Salomon, Ernst Friedrich Karl von. Schriftsteller.
* 25.9.1902 Kiel, † 9.8.1972 (Winsen/Luhe-)Stöckte.
S., dessen Vater Felix Karl Anton von S. (1875-1920) Kriminalrat in Ffm. war, verbrachte seine Kindheit in Ffm. Seit 1912 Schüler des Lessing-Gymnasiums. Weil er unter schlecht ausgefallenen Lateinarbeiten die Unterschrift seiner Mutter gefälscht hatte, musste er die Schule bald wieder verlassen und wurde in die Kadettenkorps in Berlin und Karlsruhe geschickt. S. schloss sich der radikalen Rechten an, kämpfte als Freiwilliger in Freikorps im Baltikum und war am Kapp-Putsch beteiligt. Zu Beginn der 1920er Jahre lebte S. wieder in Ffm., wo er bei einer Versicherungsgesellschaft angestellt war. Damals war er im rechtsradikalen Feme-Terror aktiv. So war er in den Bad Nauheimer „Fememord” (4.3.1922) verwickelt, bei dem Angehörige der rechtsterroristischen und antisemitischen Organisation „Consul”, darunter S., ein ehemaliges Mitglied umzubringen versuchten. Wegen seiner Beteiligung am Rathenau-Mord (24.6.1922) wurde S. zu fünf Jahren Zuchthaus verurteilt.
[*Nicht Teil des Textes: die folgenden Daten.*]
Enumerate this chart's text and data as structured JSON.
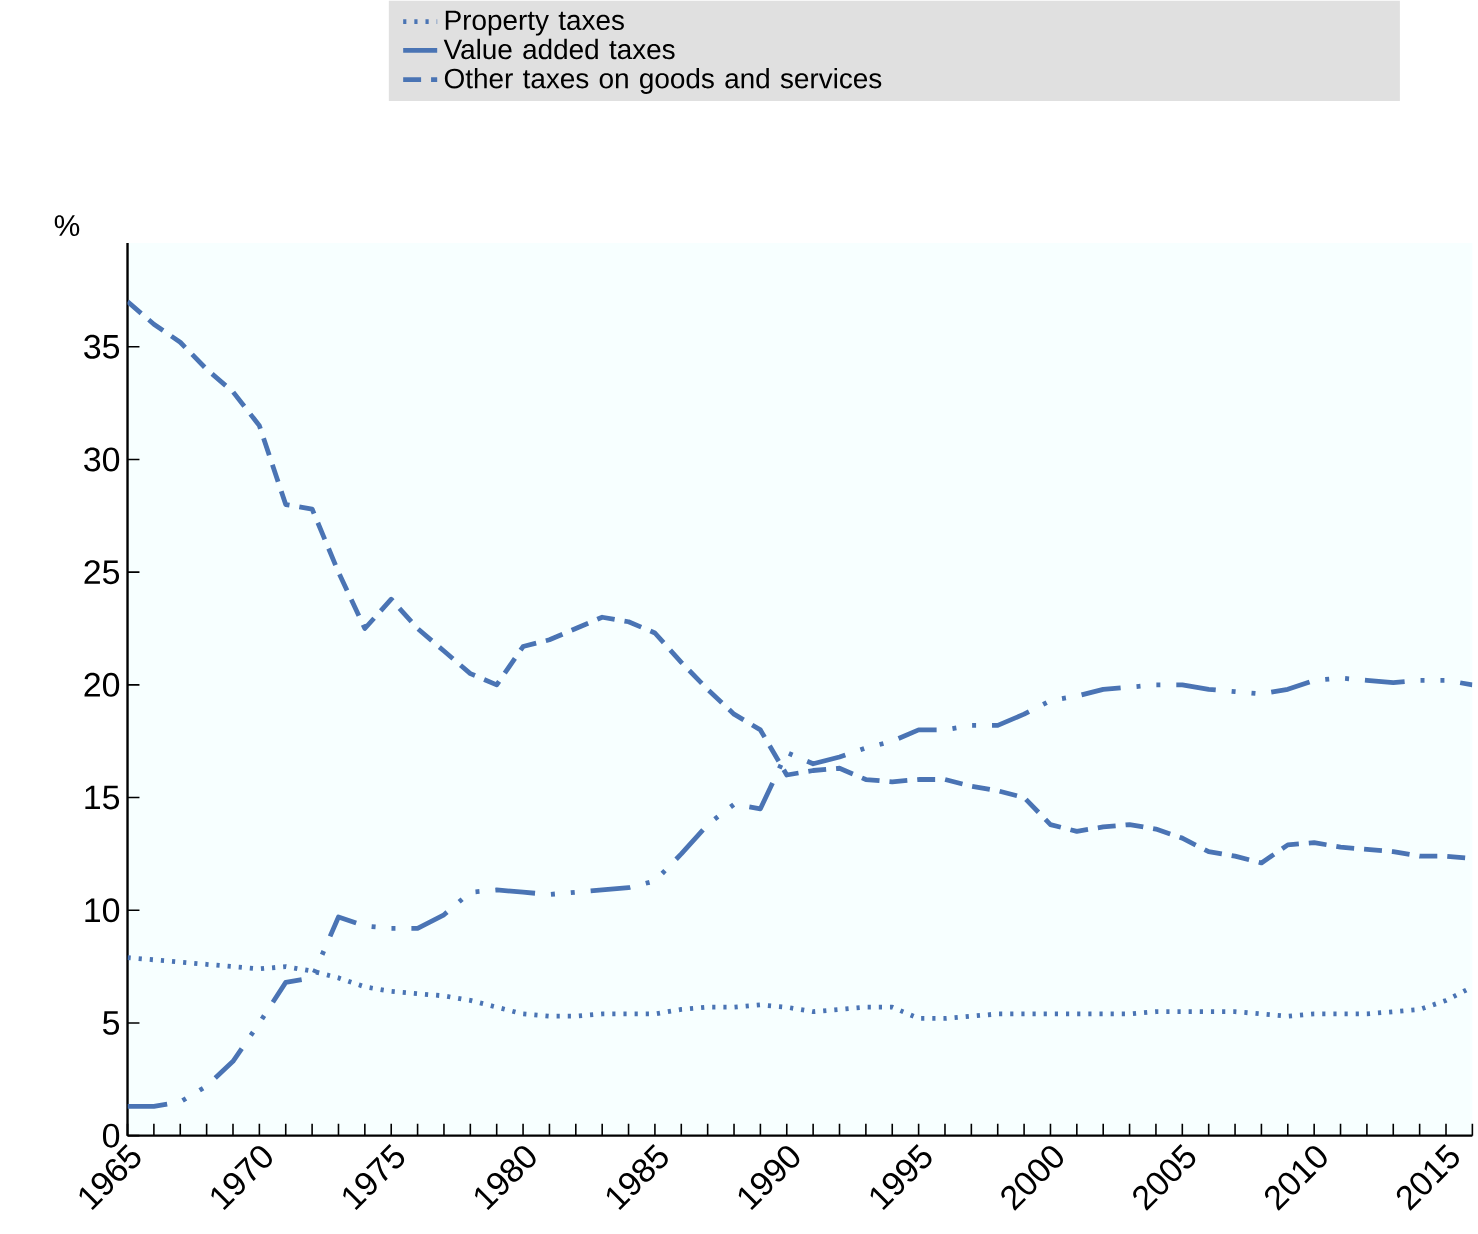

Im „Nauheimer Mordversuchsprozess” vor dem Gießener Landgericht (22.-31.3.1927) wurde diese Zuchthausstrafe auf insgesamt sechs Jahre und drei Monate erhöht.
Erst nach seiner Entlassung aus dem Zuchthaus (1928) wurde S. schriftstellerisch tätig („Die Geächteten”, 1930).
Seine Ffter Kindheitserinnerungen schildert er in seinem äußerst erfolgreichen wie heftig umstrittenen Roman „Der Fragebogen” (1951), einem autobiographischen Bericht, der wie der Fragebogen der amerikanischen Militärregierung in 131 Fragen zur Person gegliedert ist und als S.s sarkastische Abrechnung mit den Entnazifizierungsmethoden der Besatzungsmächte gelesen wurde.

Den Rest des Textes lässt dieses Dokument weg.